This is a post written particularly for newly published or about to be published authors.
Don’t get me wrong. I love reviews.And I read them all. I have Google Alerts and Blog Pulse look for them every day and send them to my inbox …
In some ways that makes me a bit of an oddity, because a great many writers won’t read their own reviews at all, especially not random reader ones from places like Amazon (as opposed to review sites and professional reviews). Why not? Because they start to obsess about them and they get too upset by the bad ones.
I view it differently.
Good or bad, they are a connection to readers, and I really appreciate that. Writing is a lonely business and we authors should connect to those who buy our books, who take the time to read our stories. Reading their reviews is one way to make that connection.
For me, well, the good ones give me a nice ego boost (and we all like that, right?). The highly critical ones – if they say something thoughtful or wise, it’s a learning experience I can benefit from. I can use what is said to make the next book better.
The reason for not obsessing about a review:
There’s no point. It is totally unrealistic to assume that all readers will like your work, any more than you like every book you read. So why get upset when someone says your characters are flat, your plot boring and your world poorly depicted? They give their honest opinion and for them it is true. It won’t be true for the next reader.
Believe me, you newly published writers out there: not everyone is going to like your baby, that lovely child you slaved over for years.
Some will miss the dimples and home in on the pimples instead, and yeah, your book will have pimples. No book is perfect.
Some readers just like a different kind of story entirely.
Some readers will hate the way you look at life, which will come through in your writing.
Some readers are just don’t get what you’ve written – it may be their failing, or yours.
Some will hate your writing style.
And that is true of everyone’s work. It doesn’t matter if your name is Ursula le Guin or Tolkien or Neil Gaiman, some will hate your story, others will find it boring.
So read reviews, but don’t obsess. You can even get a laugh out of the silly ones. For example, this complaint – and it was a complaint – about The Last Stormlord (which is book 1 of a trilogy):
“by the end of book one, you feel like you’re only a third of the way through the novel.”
Yep, mate. Exactly right.
And here’s the proof that obsessing is ridiculous:
As you read these excerpts, remember that each one of these is a comment about the same book, The Last Stormlord.
“The characters were cardboard.” (Good Reads reviewer)
“full of interesting characters and the central characters are likable…” (Amazon reviewer)

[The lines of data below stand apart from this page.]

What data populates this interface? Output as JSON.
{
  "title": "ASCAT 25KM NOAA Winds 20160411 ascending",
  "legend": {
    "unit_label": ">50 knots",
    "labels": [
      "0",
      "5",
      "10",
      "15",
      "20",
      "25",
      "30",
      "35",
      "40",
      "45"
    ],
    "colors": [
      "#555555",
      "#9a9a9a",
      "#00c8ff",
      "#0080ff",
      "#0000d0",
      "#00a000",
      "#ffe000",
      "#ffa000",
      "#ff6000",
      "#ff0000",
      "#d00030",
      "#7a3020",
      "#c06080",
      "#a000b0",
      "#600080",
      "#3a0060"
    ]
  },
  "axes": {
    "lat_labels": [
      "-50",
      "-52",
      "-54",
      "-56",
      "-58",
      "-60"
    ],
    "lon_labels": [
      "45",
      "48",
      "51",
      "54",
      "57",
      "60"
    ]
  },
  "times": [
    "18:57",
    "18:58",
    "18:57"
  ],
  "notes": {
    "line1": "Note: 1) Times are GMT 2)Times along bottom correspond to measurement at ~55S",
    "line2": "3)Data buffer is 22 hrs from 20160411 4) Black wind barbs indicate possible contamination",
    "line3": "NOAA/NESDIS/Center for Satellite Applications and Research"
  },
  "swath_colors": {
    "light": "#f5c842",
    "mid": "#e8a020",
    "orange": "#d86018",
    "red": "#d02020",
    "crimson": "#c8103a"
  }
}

“the characters are predictably clichéd, the villain more so than the heroes, and the supporting cast worst of all.” (Amazon reviewer)
“Larke calibrates conflicts and tensions between characters remarkably well and with subtlety.” (Online Review site)

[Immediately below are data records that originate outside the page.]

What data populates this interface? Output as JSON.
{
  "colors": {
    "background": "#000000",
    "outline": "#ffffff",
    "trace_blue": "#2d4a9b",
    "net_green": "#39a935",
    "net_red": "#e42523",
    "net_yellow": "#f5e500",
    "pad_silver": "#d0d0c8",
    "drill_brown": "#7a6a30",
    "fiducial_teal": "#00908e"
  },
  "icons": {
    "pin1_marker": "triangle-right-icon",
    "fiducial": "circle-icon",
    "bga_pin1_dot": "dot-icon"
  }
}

“A lovely job is done here in showing him (Shale) growing up…” (another Online Review site)
Pacing and Plot
“A nice tight story line with no inconsistencies” (Amazon reviewer)
“This is a GREAT book” (Magazine review)
“The plot is predictable” (Good Reads reviewer)
“It is an engrossing book.“ (Same good Good Reads reviewer as comment immediately above)
“This book was long and difficult to follow.” (Amazon reviewer)
“Emotion zilch. Meh.” (Good Reads reviewer)
“I ended up staying up all night reading it once I started” (Amazon reviewer)
“Couldn’t get into it. Didn’t care about the characters or the problems.“(Good Reads reviewer)
“…even in 600 pages – no long, dull stretches of exposition. This book keeps moving and tumbling from one fantastic set-piece to another. “ (Online reviewer)
“ Wonderful setting, wonderful world building, incredible imagination and all in all a good tale.”(Good Reads reviewer)
“has created a great world here with different cultures and characters” (Amazon reviewer)
“The premise is still dumb.”(Same good Good Reads reviewer as comment immediately above)
“a great setting with an interesting magic and belief system.” (Amazon review)
“world-building is a great strength of the story”(Another newspaper review)
“I’ve visited an arid and frightening and wholly convincing land… and I’ve loved very minute of it. ” (Online Review site)
“I just couldn’t buy an entire civilization that refused to seek out new horizons, explore beyond the status quo of barely enough water to survive in a desert…” (Good Reads reviewer)
And here’s one more comment I just have to include. I don’t have a clue what it means, but it struck me as very funny:
“When I finished with the book, I honestly feared she might be more-talented version of Christopher Paolini.” (Amazon reviewer)
So, which comments am I going to obsess about, the good ones or the bad ones? Which ones am I going to believe?
My philosophy is: read them all, learn what you can, appreciate them — and don’t take any of them too seriously. Not even the good ones. More importantly, write the best novel you can, and then try to make the next one even better.